Workflow in the clinic

1. Intake & baseline: Patient assessment and baseline gait capture.
2. Emulation setup: Select and load target mechanical or control profiles (preset library or custom parameters).
3. Trial & tune: Patient walks while clinician adjusts parameters; objective metrics update in real time.
4. Comparison & decision: Review data and patient feedback, select the best profile or target device characteristics.
5. Handoff: Generate prescription specification and data report for fabrication or purchase, and schedule follow‑up.

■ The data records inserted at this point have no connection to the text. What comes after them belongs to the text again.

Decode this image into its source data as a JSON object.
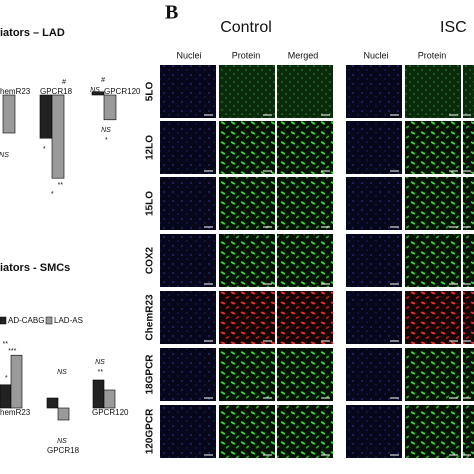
{
  "chart_data": [
    {
      "type": "bar",
      "title": "iators – LAD",
      "categories": [
        "hemR23",
        "GPCR18",
        "GPCR120"
      ],
      "series": [
        {
          "color": "#222222",
          "values": [
            null,
            -1.08,
            0.08
          ]
        },
        {
          "color": "#9a9a9a",
          "values": [
            -0.95,
            -2.08,
            -0.62
          ]
        }
      ],
      "ylim": [
        -2.5,
        0.5
      ],
      "annotations": [
        "NS",
        "#",
        "#",
        "NS",
        "*",
        "**",
        "*",
        "NS",
        "*"
      ]
    },
    {
      "type": "bar",
      "title": "iators - SMCs",
      "categories": [
        "hemR23",
        "GPCR18",
        "GPCR120"
      ],
      "series": [
        {
          "name": "AD-CABG",
          "color": "#222222",
          "values": [
            0.58,
            0.25,
            0.7
          ]
        },
        {
          "name": "LAD-AS",
          "color": "#9a9a9a",
          "values": [
            1.32,
            -0.3,
            0.45
          ]
        }
      ],
      "ylim": [
        -0.8,
        1.7
      ],
      "annotations": [
        "**",
        "***",
        "*",
        "NS",
        "NS",
        "**",
        "NS"
      ]
    }
  ],
  "panel_b": {
    "label": "B",
    "groups": [
      "Control",
      "ISC"
    ],
    "columns": [
      [
        "Nuclei",
        "Protein",
        "Merged"
      ],
      [
        "Nuclei",
        "Protein"
      ]
    ],
    "rows": [
      "5LO",
      "12LO",
      "15LO",
      "COX2",
      "ChemR23",
      "18GPCR",
      "120GPCR"
    ]
  }
}
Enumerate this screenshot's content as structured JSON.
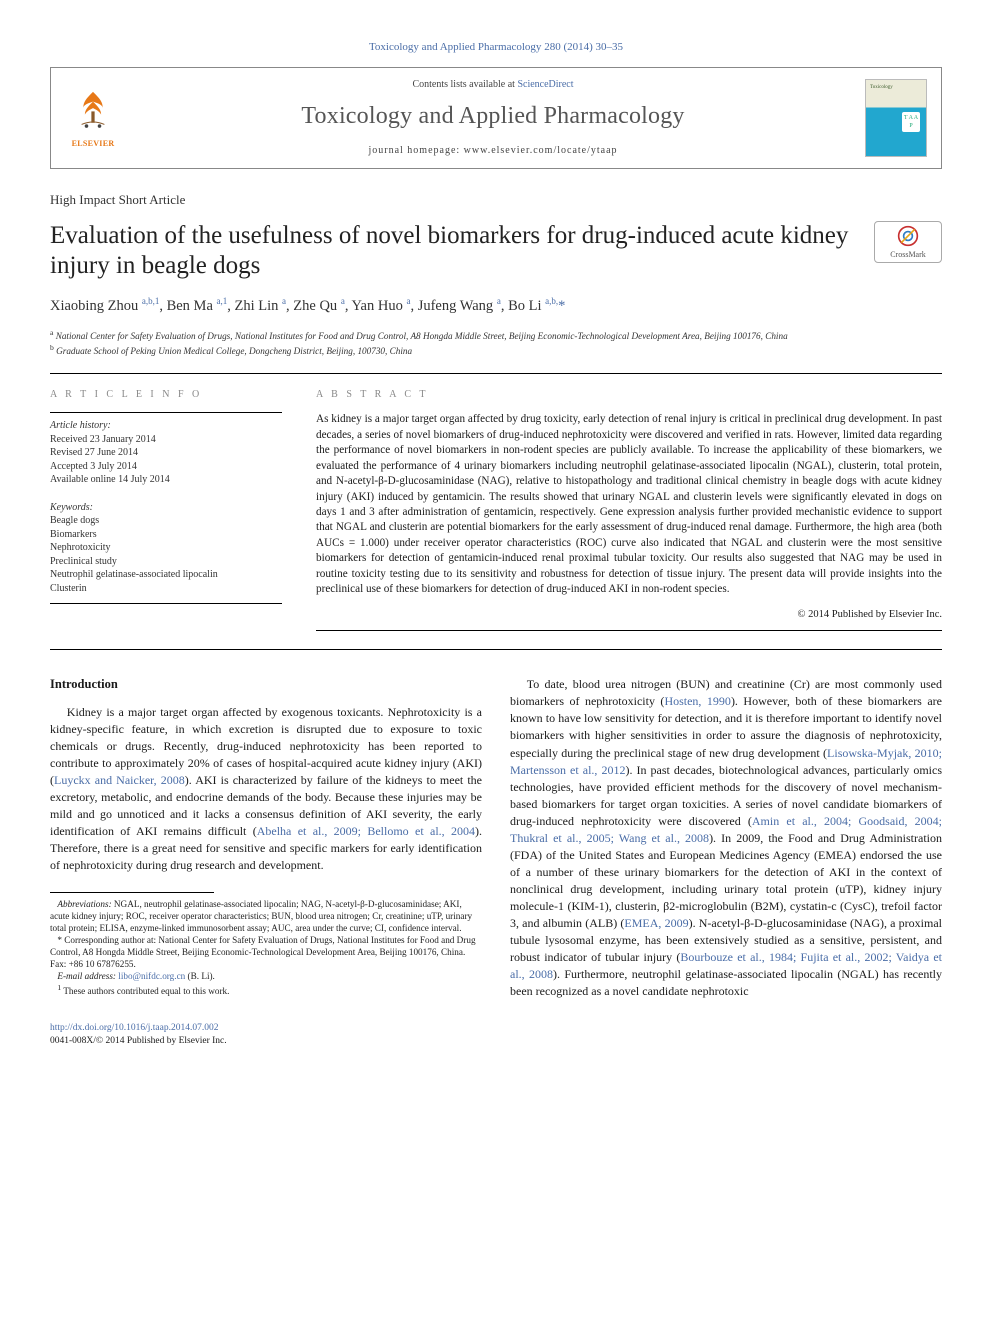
{
  "top_link": {
    "journal": "Toxicology and Applied Pharmacology",
    "vol_pages": " 280 (2014) 30–35"
  },
  "header": {
    "contents_prefix": "Contents lists available at ",
    "contents_link": "ScienceDirect",
    "journal_name": "Toxicology and Applied Pharmacology",
    "homepage_label": "journal homepage: ",
    "homepage_url": "www.elsevier.com/locate/ytaap",
    "publisher_name": "ELSEVIER"
  },
  "cover": {
    "a": "Toxicology",
    "b": "T A A P"
  },
  "crossmark_label": "CrossMark",
  "article_type": "High Impact Short Article",
  "title": "Evaluation of the usefulness of novel biomarkers for drug-induced acute kidney injury in beagle dogs",
  "authors_html": "Xiaobing Zhou <sup>a,b,1</sup>, Ben Ma <sup>a,1</sup>, Zhi Lin <sup>a</sup>, Zhe Qu <sup>a</sup>, Yan Huo <sup>a</sup>, Jufeng Wang <sup>a</sup>, Bo Li <sup>a,b,</sup><span class='ast'>*</span>",
  "affiliations": {
    "a": "National Center for Safety Evaluation of Drugs, National Institutes for Food and Drug Control, A8 Hongda Middle Street, Beijing Economic-Technological Development Area, Beijing 100176, China",
    "b": "Graduate School of Peking Union Medical College, Dongcheng District, Beijing, 100730, China"
  },
  "article_info": {
    "heading": "A R T I C L E   I N F O",
    "history_h": "Article history:",
    "received": "Received 23 January 2014",
    "revised": "Revised 27 June 2014",
    "accepted": "Accepted 3 July 2014",
    "online": "Available online 14 July 2014",
    "keywords_h": "Keywords:",
    "keywords": [
      "Beagle dogs",
      "Biomarkers",
      "Nephrotoxicity",
      "Preclinical study",
      "Neutrophil gelatinase-associated lipocalin",
      "Clusterin"
    ]
  },
  "abstract": {
    "heading": "A B S T R A C T",
    "text": "As kidney is a major target organ affected by drug toxicity, early detection of renal injury is critical in preclinical drug development. In past decades, a series of novel biomarkers of drug-induced nephrotoxicity were discovered and verified in rats. However, limited data regarding the performance of novel biomarkers in non-rodent species are publicly available. To increase the applicability of these biomarkers, we evaluated the performance of 4 urinary biomarkers including neutrophil gelatinase-associated lipocalin (NGAL), clusterin, total protein, and N-acetyl-β-D-glucosaminidase (NAG), relative to histopathology and traditional clinical chemistry in beagle dogs with acute kidney injury (AKI) induced by gentamicin. The results showed that urinary NGAL and clusterin levels were significantly elevated in dogs on days 1 and 3 after administration of gentamicin, respectively. Gene expression analysis further provided mechanistic evidence to support that NGAL and clusterin are potential biomarkers for the early assessment of drug-induced renal damage. Furthermore, the high area (both AUCs = 1.000) under receiver operator characteristics (ROC) curve also indicated that NGAL and clusterin were the most sensitive biomarkers for detection of gentamicin-induced renal proximal tubular toxicity. Our results also suggested that NAG may be used in routine toxicity testing due to its sensitivity and robustness for detection of tissue injury. The present data will provide insights into the preclinical use of these biomarkers for detection of drug-induced AKI in non-rodent species.",
    "copyright": "© 2014 Published by Elsevier Inc."
  },
  "body": {
    "intro_h": "Introduction",
    "p1a": "Kidney is a major target organ affected by exogenous toxicants. Nephrotoxicity is a kidney-specific feature, in which excretion is disrupted due to exposure to toxic chemicals or drugs. Recently, drug-induced nephrotoxicity has been reported to contribute to approximately 20% of cases of hospital-acquired acute kidney injury (AKI) (",
    "p1_l1": "Luyckx and Naicker, 2008",
    "p1b": "). AKI is characterized by failure of the kidneys to meet the excretory, metabolic, and endocrine demands of the body. Because these injuries may be mild and go unnoticed and it lacks a consensus definition of AKI severity, the early identification of AKI remains difficult (",
    "p1_l2": "Abelha et al., 2009; Bellomo et al., 2004",
    "p1c": "). Therefore, there is a great need for sensitive and specific markers for early identification of nephrotoxicity during drug research and development.",
    "p2a": "To date, blood urea nitrogen (BUN) and creatinine (Cr) are most commonly used biomarkers of nephrotoxicity (",
    "p2_l1": "Hosten, 1990",
    "p2b": "). However, both of these biomarkers are known to have low sensitivity for detection, and it is therefore important to identify novel biomarkers with higher sensitivities in order to assure the diagnosis of nephrotoxicity, especially during the preclinical stage of new drug development (",
    "p2_l2": "Lisowska-Myjak, 2010; Martensson et al., 2012",
    "p2c": "). In past decades, biotechnological advances, particularly omics technologies, have provided efficient methods for the discovery of novel mechanism-based biomarkers for target organ toxicities. A series of novel candidate biomarkers of drug-induced nephrotoxicity were discovered (",
    "p2_l3": "Amin et al., 2004; Goodsaid, 2004; Thukral et al., 2005; Wang et al., 2008",
    "p2d": "). In 2009, the Food and Drug Administration (FDA) of the United States and European Medicines Agency (EMEA) endorsed the use of a number of these urinary biomarkers for the detection of AKI in the context of nonclinical drug development, including urinary total protein (uTP), kidney injury molecule-1 (KIM-1), clusterin, β2-microglobulin (B2M), cystatin-c (CysC), trefoil factor 3, and albumin (ALB) (",
    "p2_l4": "EMEA, 2009",
    "p2e": "). N-acetyl-β-D-glucosaminidase (NAG), a proximal tubule lysosomal enzyme, has been extensively studied as a sensitive, persistent, and robust indicator of tubular injury (",
    "p2_l5": "Bourbouze et al., 1984; Fujita et al., 2002; Vaidya et al., 2008",
    "p2f": "). Furthermore, neutrophil gelatinase-associated lipocalin (NGAL) has recently been recognized as a novel candidate nephrotoxic"
  },
  "footnotes": {
    "abbrev_h": "Abbreviations:",
    "abbrev": " NGAL, neutrophil gelatinase-associated lipocalin; NAG, N-acetyl-β-D-glucosaminidase; AKI, acute kidney injury; ROC, receiver operator characteristics; BUN, blood urea nitrogen; Cr, creatinine; uTP, urinary total protein; ELISA, enzyme-linked immunosorbent assay; AUC, area under the curve; CI, confidence interval.",
    "corr_mark": "*",
    "corr": " Corresponding author at: National Center for Safety Evaluation of Drugs, National Institutes for Food and Drug Control, A8 Hongda Middle Street, Beijing Economic-Technological Development Area, Beijing 100176, China. Fax: +86 10 67876255.",
    "email_h": "E-mail address:",
    "email": "libo@nifdc.org.cn",
    "email_tail": " (B. Li).",
    "eq_mark": "1",
    "eq": " These authors contributed equal to this work."
  },
  "footer": {
    "doi": "http://dx.doi.org/10.1016/j.taap.2014.07.002",
    "issn_line": "0041-008X/© 2014 Published by Elsevier Inc."
  },
  "colors": {
    "link": "#4a6da7",
    "elsevier": "#e77817",
    "grey_heading": "#888888",
    "rule": "#000000"
  }
}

Evidence & outcome potentialBy enabling direct comparison of device behaviours and providing quantitative gait data, Caplex supports evidence‑based prescriptions that can reduce device abandonment, improve functional outcomes, and produce documentation useful for payer justification. For clinics that track outcomes, Caplex shortens the path to measurable improvements in gait symmetry, walking speed, energy cost, and patient satisfaction.

Implementation considerations

• Training & protocols: Clinicians and therapists require training to interpret instrumented outputs and translate parameter changes into prescription decisions.
• Integration: Caplex data exports should integrate with clinic EMR or gait lab software for recordkeeping and billing.
• Space & support: Requires a gait area with safe walking length, harness/overhead support for higher‑risk users, and basic lab infrastructure.
• Commercial model: Often deployed as a clinic capital investment, shared hub model, or offered through partnerships with manufacturers and rehab networks.

The Humotech Caplex system reframes device selection from an inventory problem into a patient‑driven, data‑informed process. By emulating many prosthetic and exoskeleton behaviours in one platform, it empowers clinicians to optimize prescriptions, reduce costly trial‑and‑error, and accelerate both clinical care and device innovation. For clinics, manufacturers and researchers focused on personalized mobility, Caplex offers a high‑value tool to improve decisions and outcomes while reducing time and cost to achieve the right fit.